Tuesday, December 30, 2003

Shame - Still untouchable, still oppressed

Ahmedabad, December 29: IN the land of Mahatma Gandhi, who fought to end untouchability, two events brought into focus the fact that segregation and oppression of Dalits is very much a part of life in some rural pockets. That the events were shocking drove home the point that otherwise people simply take such practices for granted.

The first was the suicide of the husband of a Dalit sarpanch of Kamrej village, in the Bhavnagar district. Gangaben Maru (see photo) alleges in her police complaint that continued harassment by Haresh Sanga, the Bhavnagar taluka panchayat president, who wields considerable clout in the region, had led to her husband Jetha's suicide.

Ironically, it was Sanga himself who had backed Gangaben's candidature and urged her to become the sarpanch. The problem began, according to Gangaben, when she refused to toe his line and pay him the five per cent cut from government grants that he demanded.

For five months she wasn't allowed to attend panchayat meeting. She and her husband would be threatened and abused when she moved out. When they did not give in, Sanga and his henchmen tried to have a no-confidence motion moved against her.

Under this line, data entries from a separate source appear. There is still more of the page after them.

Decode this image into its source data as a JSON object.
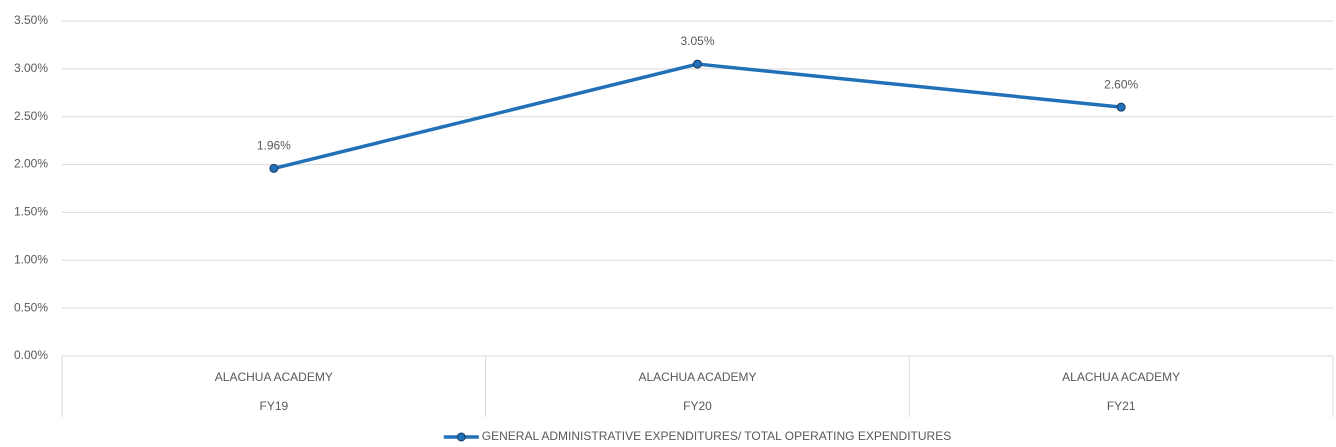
{
  "chart_data": {
    "type": "line",
    "categories": [
      [
        "ALACHUA ACADEMY",
        "FY19"
      ],
      [
        "ALACHUA ACADEMY",
        "FY20"
      ],
      [
        "ALACHUA ACADEMY",
        "FY21"
      ]
    ],
    "series": [
      {
        "name": "GENERAL ADMINISTRATIVE EXPENDITURES/ TOTAL OPERATING EXPENDITURES",
        "color": "#2271b8",
        "values": [
          1.96,
          3.05,
          2.6
        ],
        "value_labels": [
          "1.96%",
          "3.05%",
          "2.60%"
        ]
      }
    ],
    "ylim": [
      0,
      3.5
    ],
    "yticks": [
      {
        "value": 0,
        "label": "0.00%"
      },
      {
        "value": 0.5,
        "label": "0.50%"
      },
      {
        "value": 1,
        "label": "1.00%"
      },
      {
        "value": 1.5,
        "label": "1.50%"
      },
      {
        "value": 2,
        "label": "2.00%"
      },
      {
        "value": 2.5,
        "label": "2.50%"
      },
      {
        "value": 3,
        "label": "3.00%"
      },
      {
        "value": 3.5,
        "label": "3.50%"
      }
    ],
    "grid": true,
    "legend": "bottom"
  }
}
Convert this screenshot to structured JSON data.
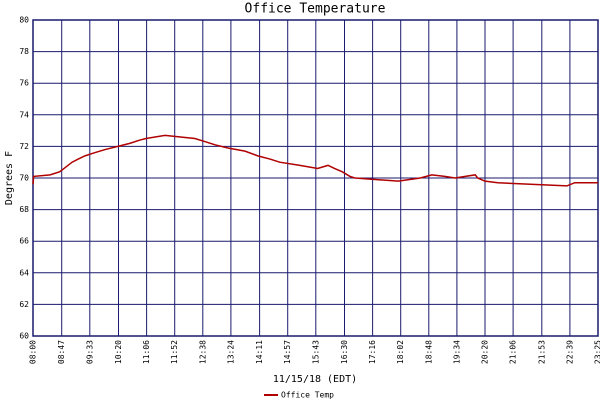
{
  "chart_data": {
    "type": "line",
    "title": "Office Temperature",
    "x_label": "11/15/18 (EDT)",
    "y_label": "Degrees F",
    "series": [
      {
        "name": "Office Temp",
        "color": "#b00000",
        "x": [
          480,
          481,
          508,
          524,
          534,
          544,
          554,
          565,
          581,
          598,
          619,
          639,
          655,
          665,
          696,
          745,
          762,
          778,
          799,
          827,
          848,
          868,
          884,
          917,
          946,
          963,
          974,
          986,
          999,
          1007,
          1078,
          1114,
          1133,
          1154,
          1171,
          1204,
          1208,
          1220,
          1241,
          1354,
          1367,
          1405
        ],
        "values": [
          69.6,
          70.1,
          70.2,
          70.4,
          70.7,
          71.0,
          71.2,
          71.4,
          71.6,
          71.8,
          72.0,
          72.2,
          72.4,
          72.5,
          72.7,
          72.5,
          72.3,
          72.1,
          71.9,
          71.7,
          71.4,
          71.2,
          71.0,
          70.8,
          70.6,
          70.8,
          70.6,
          70.4,
          70.1,
          70.0,
          69.8,
          70.0,
          70.2,
          70.1,
          70.0,
          70.2,
          70.0,
          69.8,
          69.7,
          69.5,
          69.7,
          69.7
        ]
      }
    ],
    "xlim": [
      480,
      1405
    ],
    "xticks": [
      {
        "value": 480,
        "label": "08:00"
      },
      {
        "value": 527,
        "label": "08:47"
      },
      {
        "value": 573,
        "label": "09:33"
      },
      {
        "value": 620,
        "label": "10:20"
      },
      {
        "value": 666,
        "label": "11:06"
      },
      {
        "value": 712,
        "label": "11:52"
      },
      {
        "value": 758,
        "label": "12:38"
      },
      {
        "value": 804,
        "label": "13:24"
      },
      {
        "value": 851,
        "label": "14:11"
      },
      {
        "value": 897,
        "label": "14:57"
      },
      {
        "value": 943,
        "label": "15:43"
      },
      {
        "value": 990,
        "label": "16:30"
      },
      {
        "value": 1036,
        "label": "17:16"
      },
      {
        "value": 1082,
        "label": "18:02"
      },
      {
        "value": 1128,
        "label": "18:48"
      },
      {
        "value": 1174,
        "label": "19:34"
      },
      {
        "value": 1220,
        "label": "20:20"
      },
      {
        "value": 1266,
        "label": "21:06"
      },
      {
        "value": 1313,
        "label": "21:53"
      },
      {
        "value": 1359,
        "label": "22:39"
      },
      {
        "value": 1405,
        "label": "23:25"
      }
    ],
    "ylim": [
      60,
      80
    ],
    "yticks": [
      60,
      62,
      64,
      66,
      68,
      70,
      72,
      74,
      76,
      78,
      80
    ],
    "grid": true
  }
}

She says she had all along informed the authorities and sought police protection. But before she could obtain protection, Jetha was found dead in a field: he had apparently committed suicide. Sanga has since been arrested.

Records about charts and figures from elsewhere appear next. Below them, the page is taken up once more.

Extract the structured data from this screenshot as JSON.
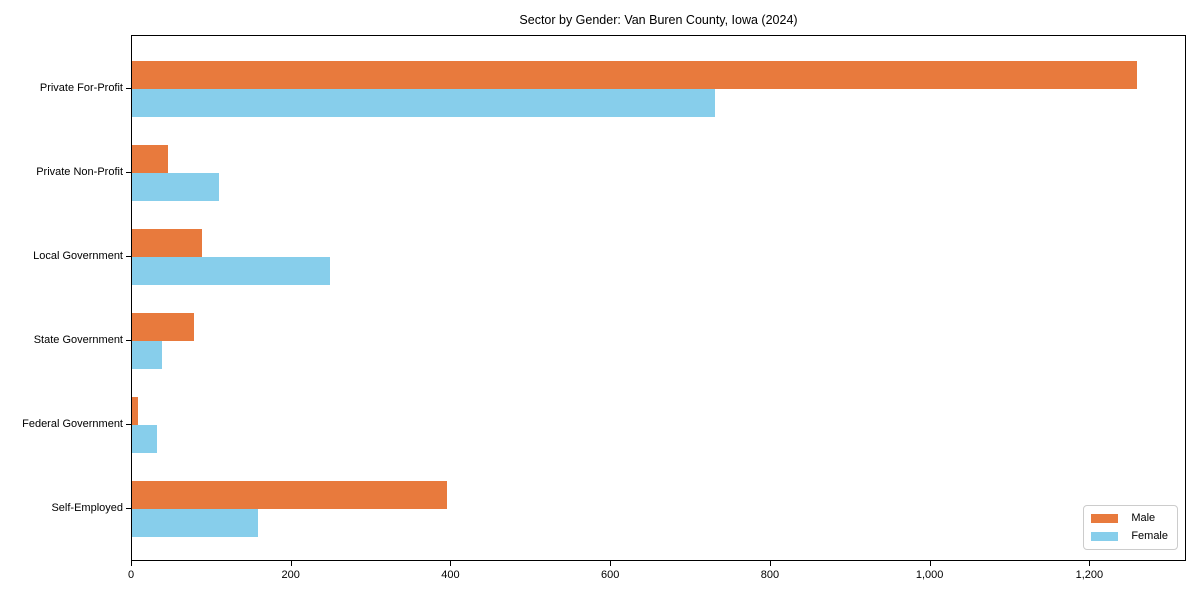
{
  "title": "Sector by Gender: Van Buren County, Iowa (2024)",
  "chart_data": {
    "type": "bar",
    "orientation": "horizontal",
    "title": "Sector by Gender: Van Buren County, Iowa (2024)",
    "xlabel": "",
    "ylabel": "",
    "categories": [
      "Private For-Profit",
      "Private Non-Profit",
      "Local Government",
      "State Government",
      "Federal Government",
      "Self-Employed"
    ],
    "series": [
      {
        "name": "Male",
        "color": "#e87a3d",
        "values": [
          1258,
          45,
          88,
          78,
          7,
          394
        ]
      },
      {
        "name": "Female",
        "color": "#87ceeb",
        "values": [
          730,
          109,
          248,
          37,
          31,
          158
        ]
      }
    ],
    "xlim": [
      0,
      1321
    ],
    "x_ticks": [
      0,
      200,
      400,
      600,
      800,
      1000,
      1200
    ],
    "x_tick_labels": [
      "0",
      "200",
      "400",
      "600",
      "800",
      "1,000",
      "1,200"
    ],
    "grid": false,
    "legend_position": "lower right",
    "colors": {
      "axis": "#000000",
      "legend_border": "#cccccc",
      "background": "#ffffff"
    }
  }
}
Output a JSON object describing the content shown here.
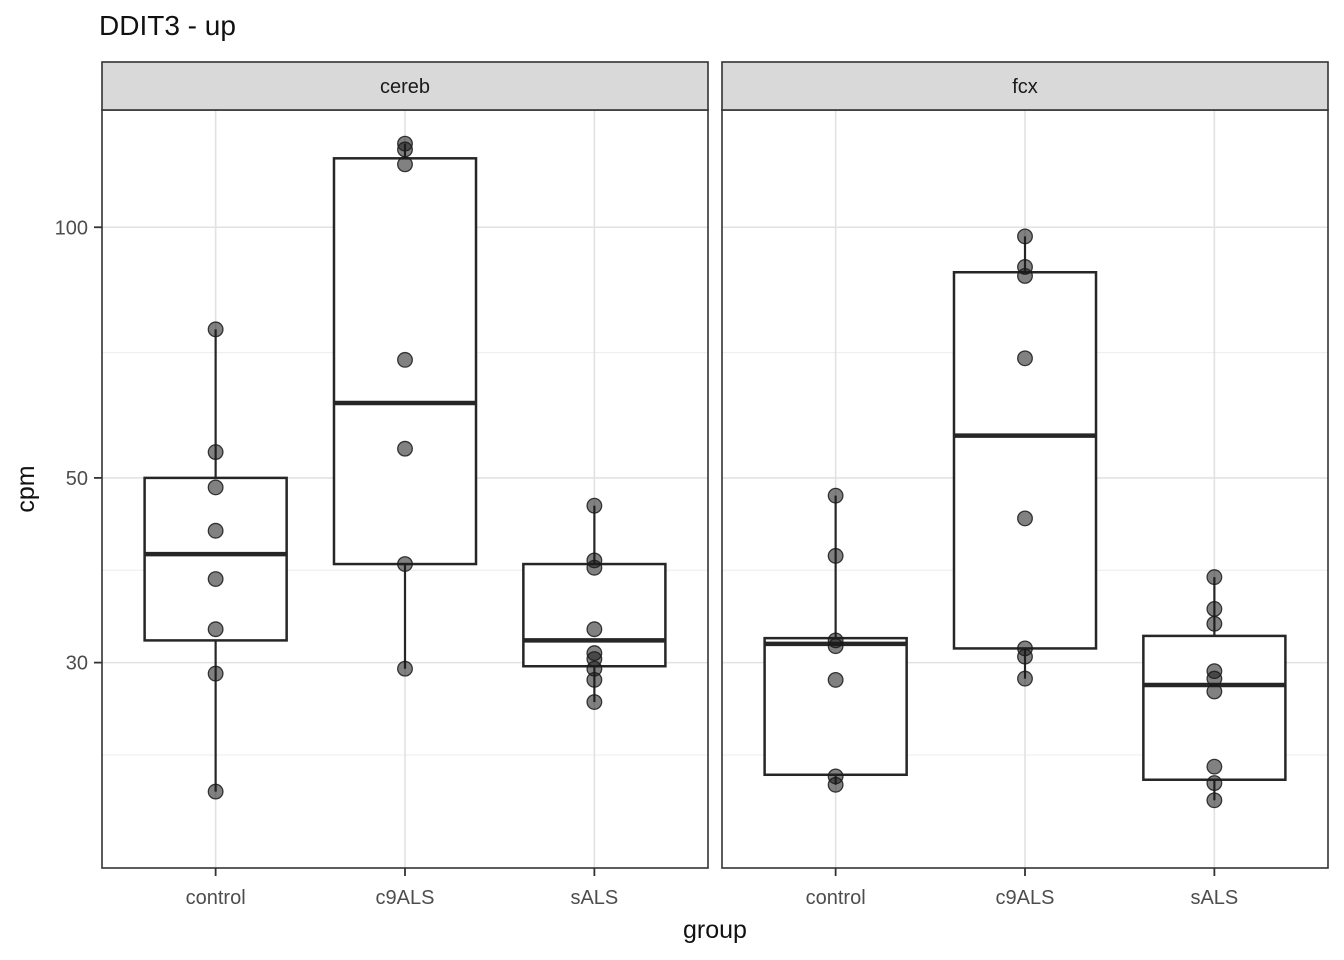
{
  "title": "DDIT3 - up",
  "chart_data": {
    "type": "boxplot",
    "title": "DDIT3 - up",
    "xlabel": "group",
    "ylabel": "cpm",
    "y_scale": "log10",
    "ylim": [
      17.0,
      138.3
    ],
    "y_ticks": [
      30,
      50,
      100
    ],
    "y_tick_labels": [
      "30",
      "50",
      "100"
    ],
    "y_minor_breaks": [
      23.24,
      38.73,
      70.71,
      141.42
    ],
    "grid": "on",
    "legend": "none",
    "categories": [
      "control",
      "c9ALS",
      "sALS"
    ],
    "facets": [
      {
        "label": "cereb",
        "groups": [
          {
            "category": "control",
            "q1": 31.9,
            "median": 40.5,
            "q3": 50.0,
            "whisker_low": 21.0,
            "whisker_high": 75.4,
            "points": [
              75.4,
              53.7,
              48.7,
              43.2,
              37.8,
              32.9,
              29.1,
              21.0
            ]
          },
          {
            "category": "c9ALS",
            "q1": 39.4,
            "median": 61.5,
            "q3": 121.0,
            "whisker_low": 29.5,
            "whisker_high": 126.0,
            "points": [
              126.0,
              124.0,
              119.0,
              69.3,
              54.2,
              39.4,
              29.5
            ]
          },
          {
            "category": "sALS",
            "q1": 29.7,
            "median": 31.9,
            "q3": 39.4,
            "whisker_low": 26.9,
            "whisker_high": 46.3,
            "points": [
              46.3,
              39.8,
              39.0,
              32.9,
              30.8,
              30.3,
              29.5,
              28.6,
              26.9
            ]
          }
        ]
      },
      {
        "label": "fcx",
        "groups": [
          {
            "category": "control",
            "q1": 22.0,
            "median": 31.6,
            "q3": 32.1,
            "whisker_low": 21.4,
            "whisker_high": 47.6,
            "points": [
              47.6,
              40.3,
              31.9,
              31.4,
              28.6,
              21.9,
              21.4
            ]
          },
          {
            "category": "c9ALS",
            "q1": 31.2,
            "median": 56.2,
            "q3": 88.3,
            "whisker_low": 28.7,
            "whisker_high": 97.5,
            "points": [
              97.5,
              89.6,
              87.4,
              69.6,
              44.7,
              31.2,
              30.5,
              28.7
            ]
          },
          {
            "category": "sALS",
            "q1": 21.7,
            "median": 28.2,
            "q3": 32.3,
            "whisker_low": 20.5,
            "whisker_high": 38.0,
            "points": [
              38.0,
              34.8,
              33.4,
              29.3,
              28.7,
              27.7,
              22.5,
              21.5,
              20.5
            ]
          }
        ]
      }
    ]
  },
  "colors": {
    "strip_fill": "#d9d9d9",
    "panel_border": "#333333",
    "grid_major": "#e2e2e2",
    "grid_minor": "#efefef",
    "box_stroke": "#262626",
    "box_fill": "#ffffff",
    "point": "#1a1a1a",
    "tick_text": "#4d4d4d",
    "axis_text": "#111111"
  }
}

The other event was the coming to light of segregation of upper- and lower-caste students for the mid-day meal in village schools of the Surendranagar district. When Dalit teachers opposed the practice, they found themselves alone. What is worse, they found themselves transferred as the administration worked out local compromises. Education department officials claimed they were helpless: without segregation, upper-caste families were refusing to send children to school so attendance was falling.